Un premier album excitant et des concerts énergiques ont placé Starcrawler très haut sur la liste de nos « espoirs punk rock » de 2019. Voici venu le difficile temps de la confirmation, et Devour You n’échappe pas totalement à la fameuse « malédiction du second album »…
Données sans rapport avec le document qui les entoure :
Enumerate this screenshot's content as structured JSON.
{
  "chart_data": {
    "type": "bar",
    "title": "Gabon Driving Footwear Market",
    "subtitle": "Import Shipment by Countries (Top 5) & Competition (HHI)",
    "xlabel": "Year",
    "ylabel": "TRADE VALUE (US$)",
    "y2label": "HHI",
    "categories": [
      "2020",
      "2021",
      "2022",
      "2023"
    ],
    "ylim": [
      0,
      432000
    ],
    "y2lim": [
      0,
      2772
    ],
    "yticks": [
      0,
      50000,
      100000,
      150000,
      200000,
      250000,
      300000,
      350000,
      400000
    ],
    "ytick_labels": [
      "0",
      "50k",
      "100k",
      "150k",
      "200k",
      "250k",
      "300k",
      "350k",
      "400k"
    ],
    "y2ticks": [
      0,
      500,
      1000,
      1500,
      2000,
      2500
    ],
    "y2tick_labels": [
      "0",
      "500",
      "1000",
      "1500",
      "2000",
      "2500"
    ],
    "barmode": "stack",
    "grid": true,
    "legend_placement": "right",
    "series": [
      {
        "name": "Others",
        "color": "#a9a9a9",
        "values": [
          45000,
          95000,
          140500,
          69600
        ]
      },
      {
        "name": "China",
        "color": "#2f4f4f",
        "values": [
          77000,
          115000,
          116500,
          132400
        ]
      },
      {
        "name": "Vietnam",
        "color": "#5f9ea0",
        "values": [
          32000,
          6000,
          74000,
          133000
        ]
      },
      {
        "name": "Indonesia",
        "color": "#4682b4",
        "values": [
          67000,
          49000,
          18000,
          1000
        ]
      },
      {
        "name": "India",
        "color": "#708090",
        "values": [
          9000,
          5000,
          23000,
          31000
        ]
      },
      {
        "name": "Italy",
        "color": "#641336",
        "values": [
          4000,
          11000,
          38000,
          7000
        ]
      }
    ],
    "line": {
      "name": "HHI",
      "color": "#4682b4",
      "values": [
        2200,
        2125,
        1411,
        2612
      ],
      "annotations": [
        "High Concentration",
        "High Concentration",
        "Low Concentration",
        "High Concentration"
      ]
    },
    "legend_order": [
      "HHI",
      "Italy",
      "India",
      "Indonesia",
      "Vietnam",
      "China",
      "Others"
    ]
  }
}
Dès le second album – celui de tous les dangers, on le sait – nos Angelenos préférés de 2018 nous font le coup pendable de rentrer dans le rang. Eux qu’on attendait comme les dignes héritiers des magnifiques John Doe / Exene Cervenka de l’inoubliable X, ont pris un virage moins risqué commercialement en choisissant plutôt l’héritage 90’s de Hole, Garbage et consorts. Très produit – par un Nick Launay dont le beau pedigree (Yeah Yeah Yeahs, Nick Cave…) laissait espérer plus d’imagination – et très 21, Devour You commence plutôt bien avec « Lizzy » et les cris de rage d’Arrow de Wide dont la voix, plus assurée, fait des merveilles. Le tube glam, irrésistible, Bet my Brains achève de nous mettre de bonne humeur…
Une bonne humeur qui ne durera pas, l’album s’enlisant rapidement dans un enchaînement de morceaux aux mélodies certes efficaces, mais qui manquent singulièrement de folie, et échouent à recréer l’excitation teenage du premier album. L’autre single, She Gets Around, très nirvanesque, fonctionne bien, mais c’est quand même lorsque Starcrawler s’offre le luxe (enfin, on dirait que c’en est devenu un, pour eux) de revenir à de brefs brûlots punks comme Toy Teenager et Tank Top que le plaisir s’invite à nouveau. Heureusement, cet album mi-figue, mi-raisin (entendez : qui n’est ni une trahison de nos attentes, ni une confirmation du potentiel du groupe…) se termine sur un Call me Baby, bien troussé et qui, pour être le titre le moins purement « rock » de l’album, est peut-être celui qui indique une piste originale pour le futur du groupe.
Si l’on a un peu de mal cette fois à s’enthousiasmer, Devour You reste un album plaisant, qui montre que l’inspiration du groupe est loin d’être tarie, qu’Arrow est partie pour devenir une très bonne chanteuse, et que… comme c’est si souvent le cas, ce sera le troisième album qui confirmera ou non si notre coup de foudre instantané pour Starcrawler se transformera en amour sincère.
En attendant, dans la mesure où la scène permet normalement au groupe d’exceller, Devour You fournira son lot de bons morceaux pour étoffer une set-list qui était devenue aussi prévisible que les jets de (faux) sang d’Arrow de Wide.